Six task forces have been formed at the request of President Wiewel to give feedback on his draft discussion paper on the possibility of a financial restructuring of Portland State.
Restructuring task forces formed
Six task forces have been formed at the request of President Wiewel to give feedback on his draft discussion paper on the possibility of a financial restructuring of Portland State. The document, also called the “white paper,” was written in response to previous University of Oregon President Dave Frohnmayer’s report—released last fall—suggesting a restructure of higher education in Oregon.
Special Assistant to the President, Melody Rose, Ph.D. said that five task forces were formed in January, and an additional task force was just recently formed.
“President Wiewel met and asked them to form…to seek input from all communities,” Dr. Rose said.
These task forces include the Alumni Association, PSU foundation, Service Employees International Union, ASPSU executive staff and Student Senate, Faculty Senate, and most recently, the PSU Chapter of the American Association of University Professors.
“The white paper evaluates PSU’s financial situation [and] provides a range of options to stabilize the future,” Rose said.
AAUP is a faculty union, with the PSU chapter representing 1,200 half-time or greater faculty academic professionals. AAUP’s task force was added several months after the other groups.
“At this point, we do not have any positions. Just researching,” AAUP PSU Chapter President Jonathan Uto said.
“We are happy to have input and be involved in the process,” Uto said.
Several AAUP members have been appointed to work on the task force, including Uto, Councilor Michael Taylor, Vice President of Collective Bargaining Michele Gamburd and Executive Director Phil Lesch.
Rose assists the task forces by coordinating dialogue on campus. She said she facilitates group meetings and attends, as needed.
“It has been a really effective process,” Rose said, in regards to her experience with the various groups.
Rose said President Wiewel has made an active effort to get early input from the task forces and start dialogue prior to developing a proposal for change. Rose said it was “proactive” to seek “guidance from the community.”
“All groups are working at their own pace,” Rose said.
Groups are submitting preliminary reports to President Wiewel, with their opinions, concerns and reflections.
“President Wiewel needs feedback and input from the community,” Rose said.
“It is unfortunate how much attention is spent on privatizing or corporatizing. [Those terms are] not on the table,” Rose said.
“We are a public university. We will remain a public university,” Rose said, referring to Portland State.
Rose said the focus is on how to become the best with the resources PSU has available, and how to secure that future for the whole community.
Campus-wide forum on restructuring to be held on May 11, 2–4 p.m. in Smith Memorial Student Union.

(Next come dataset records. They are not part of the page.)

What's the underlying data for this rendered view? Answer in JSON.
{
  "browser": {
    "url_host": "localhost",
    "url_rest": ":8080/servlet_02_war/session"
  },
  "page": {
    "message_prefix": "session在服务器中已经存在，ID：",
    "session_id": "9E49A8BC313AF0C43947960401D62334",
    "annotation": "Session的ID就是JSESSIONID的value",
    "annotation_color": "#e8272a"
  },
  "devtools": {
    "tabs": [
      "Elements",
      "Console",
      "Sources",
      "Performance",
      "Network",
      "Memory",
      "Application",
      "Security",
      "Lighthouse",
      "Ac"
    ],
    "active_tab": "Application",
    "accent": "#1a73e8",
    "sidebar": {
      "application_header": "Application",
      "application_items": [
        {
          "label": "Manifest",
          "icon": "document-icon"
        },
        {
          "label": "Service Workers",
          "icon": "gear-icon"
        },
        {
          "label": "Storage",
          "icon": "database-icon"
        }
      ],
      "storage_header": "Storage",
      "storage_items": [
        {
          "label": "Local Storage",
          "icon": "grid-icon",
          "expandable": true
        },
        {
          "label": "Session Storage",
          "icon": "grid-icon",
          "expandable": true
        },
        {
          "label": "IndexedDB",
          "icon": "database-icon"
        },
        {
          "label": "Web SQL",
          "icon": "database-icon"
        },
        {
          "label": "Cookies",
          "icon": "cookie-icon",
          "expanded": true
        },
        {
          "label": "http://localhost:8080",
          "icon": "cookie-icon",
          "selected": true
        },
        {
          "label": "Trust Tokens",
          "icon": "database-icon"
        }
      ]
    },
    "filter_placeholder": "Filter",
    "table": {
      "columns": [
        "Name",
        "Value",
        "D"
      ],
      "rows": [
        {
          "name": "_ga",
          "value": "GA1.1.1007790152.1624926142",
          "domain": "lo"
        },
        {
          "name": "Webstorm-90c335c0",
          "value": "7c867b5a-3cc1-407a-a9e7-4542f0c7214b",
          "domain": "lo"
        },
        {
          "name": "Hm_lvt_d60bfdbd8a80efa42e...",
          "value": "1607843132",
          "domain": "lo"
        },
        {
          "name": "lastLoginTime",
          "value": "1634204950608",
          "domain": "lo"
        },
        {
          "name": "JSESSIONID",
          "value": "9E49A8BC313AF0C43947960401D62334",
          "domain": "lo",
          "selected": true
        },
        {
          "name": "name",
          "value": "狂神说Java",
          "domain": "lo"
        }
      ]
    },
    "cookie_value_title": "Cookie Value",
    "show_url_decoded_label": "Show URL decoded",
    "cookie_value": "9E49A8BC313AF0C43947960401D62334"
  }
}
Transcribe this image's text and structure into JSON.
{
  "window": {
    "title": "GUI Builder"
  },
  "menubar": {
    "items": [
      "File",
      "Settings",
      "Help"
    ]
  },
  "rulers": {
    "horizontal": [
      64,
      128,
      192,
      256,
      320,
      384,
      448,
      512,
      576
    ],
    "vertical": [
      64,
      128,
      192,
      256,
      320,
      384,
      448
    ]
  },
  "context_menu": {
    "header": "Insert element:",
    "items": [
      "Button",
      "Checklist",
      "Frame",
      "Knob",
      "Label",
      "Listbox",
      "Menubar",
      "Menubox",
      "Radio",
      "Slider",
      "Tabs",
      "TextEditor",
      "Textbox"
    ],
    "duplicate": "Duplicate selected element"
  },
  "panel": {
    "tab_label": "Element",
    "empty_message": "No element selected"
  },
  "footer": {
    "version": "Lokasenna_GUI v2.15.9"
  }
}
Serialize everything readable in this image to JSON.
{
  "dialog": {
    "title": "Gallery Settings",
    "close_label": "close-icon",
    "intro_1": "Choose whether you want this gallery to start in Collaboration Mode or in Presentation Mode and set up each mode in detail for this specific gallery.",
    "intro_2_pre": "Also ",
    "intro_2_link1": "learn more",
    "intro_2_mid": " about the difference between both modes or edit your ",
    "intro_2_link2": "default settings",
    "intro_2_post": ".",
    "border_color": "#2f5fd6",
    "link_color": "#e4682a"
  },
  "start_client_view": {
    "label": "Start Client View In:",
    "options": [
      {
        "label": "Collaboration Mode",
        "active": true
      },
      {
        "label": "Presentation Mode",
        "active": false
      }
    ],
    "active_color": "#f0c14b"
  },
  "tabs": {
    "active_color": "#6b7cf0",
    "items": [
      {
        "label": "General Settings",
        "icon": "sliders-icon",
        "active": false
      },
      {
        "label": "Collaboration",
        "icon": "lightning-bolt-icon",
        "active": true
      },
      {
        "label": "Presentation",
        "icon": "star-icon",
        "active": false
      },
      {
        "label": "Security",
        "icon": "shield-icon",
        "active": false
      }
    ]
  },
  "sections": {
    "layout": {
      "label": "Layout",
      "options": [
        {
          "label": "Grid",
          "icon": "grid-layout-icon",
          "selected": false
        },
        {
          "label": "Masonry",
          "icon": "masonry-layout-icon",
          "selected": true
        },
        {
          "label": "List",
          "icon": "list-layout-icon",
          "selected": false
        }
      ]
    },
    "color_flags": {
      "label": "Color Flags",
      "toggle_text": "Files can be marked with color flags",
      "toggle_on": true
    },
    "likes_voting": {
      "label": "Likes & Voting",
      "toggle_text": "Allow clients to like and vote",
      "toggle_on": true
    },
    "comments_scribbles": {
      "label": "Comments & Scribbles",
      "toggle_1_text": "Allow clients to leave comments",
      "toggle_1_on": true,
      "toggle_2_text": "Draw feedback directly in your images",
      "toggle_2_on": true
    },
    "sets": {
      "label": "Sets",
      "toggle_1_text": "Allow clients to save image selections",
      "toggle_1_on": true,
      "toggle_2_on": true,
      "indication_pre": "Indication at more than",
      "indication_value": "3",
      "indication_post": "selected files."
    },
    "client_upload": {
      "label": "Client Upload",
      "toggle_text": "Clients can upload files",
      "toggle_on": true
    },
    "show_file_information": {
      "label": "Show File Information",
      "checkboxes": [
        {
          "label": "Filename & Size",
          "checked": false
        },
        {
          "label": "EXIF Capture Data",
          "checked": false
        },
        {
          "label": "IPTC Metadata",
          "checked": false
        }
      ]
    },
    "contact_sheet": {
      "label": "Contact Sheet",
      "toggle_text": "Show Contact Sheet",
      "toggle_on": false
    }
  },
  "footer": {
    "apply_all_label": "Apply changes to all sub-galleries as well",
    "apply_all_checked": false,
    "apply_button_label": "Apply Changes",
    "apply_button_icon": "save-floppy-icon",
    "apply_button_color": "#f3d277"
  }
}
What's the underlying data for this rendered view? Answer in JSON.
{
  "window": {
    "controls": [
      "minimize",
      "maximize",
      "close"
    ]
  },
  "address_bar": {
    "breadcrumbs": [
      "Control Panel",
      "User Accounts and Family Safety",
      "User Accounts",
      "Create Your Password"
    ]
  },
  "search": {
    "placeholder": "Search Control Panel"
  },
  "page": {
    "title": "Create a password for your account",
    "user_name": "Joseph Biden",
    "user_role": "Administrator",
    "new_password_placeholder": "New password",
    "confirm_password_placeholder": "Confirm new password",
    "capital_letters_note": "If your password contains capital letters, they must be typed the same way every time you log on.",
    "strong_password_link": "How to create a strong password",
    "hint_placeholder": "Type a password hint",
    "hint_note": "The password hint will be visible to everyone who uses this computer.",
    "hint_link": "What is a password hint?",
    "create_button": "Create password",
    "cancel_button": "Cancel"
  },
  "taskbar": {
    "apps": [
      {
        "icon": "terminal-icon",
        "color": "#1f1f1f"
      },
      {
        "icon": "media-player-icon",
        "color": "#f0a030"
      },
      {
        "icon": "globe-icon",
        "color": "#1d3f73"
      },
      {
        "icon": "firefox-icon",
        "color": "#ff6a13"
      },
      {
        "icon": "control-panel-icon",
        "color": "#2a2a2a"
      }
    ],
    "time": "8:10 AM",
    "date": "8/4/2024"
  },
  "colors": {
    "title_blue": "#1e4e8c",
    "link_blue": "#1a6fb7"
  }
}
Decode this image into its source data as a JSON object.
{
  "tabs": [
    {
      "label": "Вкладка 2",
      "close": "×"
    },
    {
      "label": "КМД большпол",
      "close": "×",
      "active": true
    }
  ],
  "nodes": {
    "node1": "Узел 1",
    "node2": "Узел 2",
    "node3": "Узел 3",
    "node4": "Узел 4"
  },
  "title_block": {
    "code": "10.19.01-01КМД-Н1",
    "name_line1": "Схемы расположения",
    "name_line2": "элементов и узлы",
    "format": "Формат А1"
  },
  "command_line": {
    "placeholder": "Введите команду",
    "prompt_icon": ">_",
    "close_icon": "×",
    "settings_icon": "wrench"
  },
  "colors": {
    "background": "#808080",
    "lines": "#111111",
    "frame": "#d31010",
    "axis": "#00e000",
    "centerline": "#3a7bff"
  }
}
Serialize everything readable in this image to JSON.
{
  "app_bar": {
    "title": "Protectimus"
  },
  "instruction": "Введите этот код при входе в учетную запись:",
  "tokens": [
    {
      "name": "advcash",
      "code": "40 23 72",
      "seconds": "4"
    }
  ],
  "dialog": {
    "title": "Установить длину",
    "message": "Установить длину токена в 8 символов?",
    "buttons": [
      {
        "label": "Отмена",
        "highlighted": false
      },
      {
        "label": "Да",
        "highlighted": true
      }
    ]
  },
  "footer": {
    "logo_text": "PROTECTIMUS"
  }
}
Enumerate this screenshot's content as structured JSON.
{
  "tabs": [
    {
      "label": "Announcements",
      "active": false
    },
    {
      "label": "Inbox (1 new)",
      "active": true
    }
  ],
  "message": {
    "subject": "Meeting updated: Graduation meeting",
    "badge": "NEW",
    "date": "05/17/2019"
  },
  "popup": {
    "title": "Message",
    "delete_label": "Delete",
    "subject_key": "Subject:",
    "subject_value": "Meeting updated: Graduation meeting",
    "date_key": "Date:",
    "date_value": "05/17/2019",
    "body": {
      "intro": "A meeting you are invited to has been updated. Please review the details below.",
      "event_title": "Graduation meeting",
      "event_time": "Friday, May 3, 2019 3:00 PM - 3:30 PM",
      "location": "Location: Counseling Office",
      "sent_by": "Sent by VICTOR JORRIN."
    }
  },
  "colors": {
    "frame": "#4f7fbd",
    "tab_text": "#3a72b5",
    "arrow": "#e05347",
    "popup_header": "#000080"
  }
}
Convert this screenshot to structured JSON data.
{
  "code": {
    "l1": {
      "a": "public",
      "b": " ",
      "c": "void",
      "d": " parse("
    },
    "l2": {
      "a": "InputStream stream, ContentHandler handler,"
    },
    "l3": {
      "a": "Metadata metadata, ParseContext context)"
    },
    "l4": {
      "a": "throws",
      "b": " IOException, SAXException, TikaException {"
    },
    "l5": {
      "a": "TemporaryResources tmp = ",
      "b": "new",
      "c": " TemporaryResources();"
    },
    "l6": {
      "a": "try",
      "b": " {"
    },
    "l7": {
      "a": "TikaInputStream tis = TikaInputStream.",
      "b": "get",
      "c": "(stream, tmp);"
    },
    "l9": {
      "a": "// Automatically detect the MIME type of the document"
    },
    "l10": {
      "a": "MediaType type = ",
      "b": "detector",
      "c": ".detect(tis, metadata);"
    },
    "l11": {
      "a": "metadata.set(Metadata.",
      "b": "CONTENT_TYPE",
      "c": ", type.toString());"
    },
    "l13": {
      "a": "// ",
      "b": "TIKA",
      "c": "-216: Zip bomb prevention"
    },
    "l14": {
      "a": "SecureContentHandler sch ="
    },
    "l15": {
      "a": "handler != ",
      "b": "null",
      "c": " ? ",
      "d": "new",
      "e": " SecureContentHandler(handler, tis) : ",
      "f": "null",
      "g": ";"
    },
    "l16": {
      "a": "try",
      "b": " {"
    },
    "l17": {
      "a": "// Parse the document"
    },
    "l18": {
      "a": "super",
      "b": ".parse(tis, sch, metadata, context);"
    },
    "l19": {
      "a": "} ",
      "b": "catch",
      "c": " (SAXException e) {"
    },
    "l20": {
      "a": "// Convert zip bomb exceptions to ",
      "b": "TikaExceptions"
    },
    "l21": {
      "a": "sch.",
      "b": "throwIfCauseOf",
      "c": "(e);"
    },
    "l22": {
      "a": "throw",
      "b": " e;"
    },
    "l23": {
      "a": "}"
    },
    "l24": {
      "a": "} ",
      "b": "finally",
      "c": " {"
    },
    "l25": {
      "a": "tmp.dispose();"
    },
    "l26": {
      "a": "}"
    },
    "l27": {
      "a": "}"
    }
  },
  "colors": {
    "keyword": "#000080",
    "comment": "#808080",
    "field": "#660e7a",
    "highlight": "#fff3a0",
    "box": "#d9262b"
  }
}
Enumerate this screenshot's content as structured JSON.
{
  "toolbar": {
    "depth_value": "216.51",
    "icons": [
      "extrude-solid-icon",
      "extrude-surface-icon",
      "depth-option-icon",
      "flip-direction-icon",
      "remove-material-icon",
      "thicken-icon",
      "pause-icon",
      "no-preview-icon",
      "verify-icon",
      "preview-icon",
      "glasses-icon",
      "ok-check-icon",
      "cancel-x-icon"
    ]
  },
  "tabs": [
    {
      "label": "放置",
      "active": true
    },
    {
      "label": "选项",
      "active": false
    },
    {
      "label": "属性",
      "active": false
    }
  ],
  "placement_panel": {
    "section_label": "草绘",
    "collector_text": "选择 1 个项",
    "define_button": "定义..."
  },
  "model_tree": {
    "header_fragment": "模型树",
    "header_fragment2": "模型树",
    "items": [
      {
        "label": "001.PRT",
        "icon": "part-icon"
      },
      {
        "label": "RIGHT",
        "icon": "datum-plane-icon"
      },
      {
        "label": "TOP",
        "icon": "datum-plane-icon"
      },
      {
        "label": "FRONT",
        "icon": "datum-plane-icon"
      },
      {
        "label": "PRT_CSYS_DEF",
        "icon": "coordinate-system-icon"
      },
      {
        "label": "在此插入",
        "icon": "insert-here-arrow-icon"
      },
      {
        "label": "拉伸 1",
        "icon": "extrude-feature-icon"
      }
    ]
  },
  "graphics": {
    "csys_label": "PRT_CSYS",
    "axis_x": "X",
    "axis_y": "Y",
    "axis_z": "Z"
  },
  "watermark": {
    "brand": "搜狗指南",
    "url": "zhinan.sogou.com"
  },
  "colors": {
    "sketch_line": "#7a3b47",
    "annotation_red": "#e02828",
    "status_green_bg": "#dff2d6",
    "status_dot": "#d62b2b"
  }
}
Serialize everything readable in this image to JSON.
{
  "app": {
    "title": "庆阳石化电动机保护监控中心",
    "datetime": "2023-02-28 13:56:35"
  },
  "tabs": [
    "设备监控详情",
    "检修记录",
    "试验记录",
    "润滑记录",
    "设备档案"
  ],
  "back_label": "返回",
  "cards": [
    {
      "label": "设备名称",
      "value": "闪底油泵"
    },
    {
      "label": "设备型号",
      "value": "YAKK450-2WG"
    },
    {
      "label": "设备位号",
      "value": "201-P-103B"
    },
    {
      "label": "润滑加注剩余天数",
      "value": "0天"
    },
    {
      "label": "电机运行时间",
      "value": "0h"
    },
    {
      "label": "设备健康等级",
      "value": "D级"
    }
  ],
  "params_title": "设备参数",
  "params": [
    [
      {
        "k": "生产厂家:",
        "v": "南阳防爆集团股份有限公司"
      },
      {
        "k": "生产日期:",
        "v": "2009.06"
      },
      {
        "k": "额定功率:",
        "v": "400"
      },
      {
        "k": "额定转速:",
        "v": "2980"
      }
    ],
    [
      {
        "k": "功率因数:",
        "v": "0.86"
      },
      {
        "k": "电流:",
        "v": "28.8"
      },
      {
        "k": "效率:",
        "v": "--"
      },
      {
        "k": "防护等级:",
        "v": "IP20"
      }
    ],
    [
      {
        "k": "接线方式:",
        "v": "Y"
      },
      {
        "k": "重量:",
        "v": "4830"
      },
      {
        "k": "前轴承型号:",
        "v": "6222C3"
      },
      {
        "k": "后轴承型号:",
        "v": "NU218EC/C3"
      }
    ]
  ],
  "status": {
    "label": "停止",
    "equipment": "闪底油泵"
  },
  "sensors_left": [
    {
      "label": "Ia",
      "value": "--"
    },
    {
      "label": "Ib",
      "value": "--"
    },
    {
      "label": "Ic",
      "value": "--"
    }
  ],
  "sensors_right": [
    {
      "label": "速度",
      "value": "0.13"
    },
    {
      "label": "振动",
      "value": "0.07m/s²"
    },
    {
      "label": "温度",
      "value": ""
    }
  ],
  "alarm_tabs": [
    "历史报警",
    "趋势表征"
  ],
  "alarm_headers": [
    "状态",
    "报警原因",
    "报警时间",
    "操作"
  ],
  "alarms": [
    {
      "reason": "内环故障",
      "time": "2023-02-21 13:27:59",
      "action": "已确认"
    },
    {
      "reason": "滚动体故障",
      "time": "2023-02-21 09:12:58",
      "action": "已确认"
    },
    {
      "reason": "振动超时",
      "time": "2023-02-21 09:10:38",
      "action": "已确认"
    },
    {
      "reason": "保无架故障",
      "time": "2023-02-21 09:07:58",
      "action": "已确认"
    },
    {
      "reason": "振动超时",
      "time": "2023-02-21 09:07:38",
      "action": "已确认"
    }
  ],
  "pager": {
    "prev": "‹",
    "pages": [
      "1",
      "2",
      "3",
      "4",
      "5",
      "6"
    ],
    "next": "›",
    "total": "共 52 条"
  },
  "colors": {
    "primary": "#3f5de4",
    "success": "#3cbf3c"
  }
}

The president’s white paper develops six principles as a recommendation to restructure higher education. The principles include: (1) a state funding floor, (2) the authority to go directly to voters for funding support, (3) the ability to manage tuition, (4) a student based funding model for state allocations, (5) the ability to control capital expenditure decisions and issue bonds, and (6) general operational flexibility. The paper also offers various models of restructuring that could accommodate these principles.